In modern society, occupational asthma is the most frequently occurring work-related respiratory disease. Occupational asthma is defined as a form of asthma that is generally caused by immunological sensitisation to a (specific) agent inhaled at work. A large – and growing – number of causative agents have been identified. These occupational “asthmogens” may be macromolecules of biological origin, metallic agents or synthetic chemicals.
Inhaled irritants can also cause asthma without specific sensitisation, either after a single acute inhalation accident (RADS) or through repeated or chronic exposure to excessive levels, for example during cleaning work. In the latter case, the presentation of occupational asthma may resemble that of allergen-induced occupational asthma because the worker may have been able to work for some time without experiencing respiratory symptoms (i.e. there has been a symptom-free latency period).

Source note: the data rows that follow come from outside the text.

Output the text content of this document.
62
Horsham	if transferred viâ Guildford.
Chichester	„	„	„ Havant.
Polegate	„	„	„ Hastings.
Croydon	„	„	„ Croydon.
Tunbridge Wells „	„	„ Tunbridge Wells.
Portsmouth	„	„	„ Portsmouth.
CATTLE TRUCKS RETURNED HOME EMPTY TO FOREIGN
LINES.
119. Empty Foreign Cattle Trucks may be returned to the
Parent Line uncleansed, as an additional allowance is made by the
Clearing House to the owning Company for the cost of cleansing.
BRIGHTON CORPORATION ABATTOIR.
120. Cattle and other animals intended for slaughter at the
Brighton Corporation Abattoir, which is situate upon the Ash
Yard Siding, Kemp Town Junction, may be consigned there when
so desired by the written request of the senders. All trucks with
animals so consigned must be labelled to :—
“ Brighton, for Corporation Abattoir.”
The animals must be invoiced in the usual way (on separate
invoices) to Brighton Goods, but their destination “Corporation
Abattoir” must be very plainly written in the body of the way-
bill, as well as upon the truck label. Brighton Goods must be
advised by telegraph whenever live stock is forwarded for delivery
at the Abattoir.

In addition to asthma that is caused, more or less clearly, by work, many asthmatics also experience a worsening of their asthma caused by their working circumstances – so-called “work-aggravated asthma.” It has been estimated that one in seven severe asthma exacerbations is associated with work-related exposures.
Occupational asthma often has a poor prognosis, even when exposure has ceased, and it leads to considerable socioeconomic consequences, even in countries that have adequate provision for compensating workers with occupational diseases.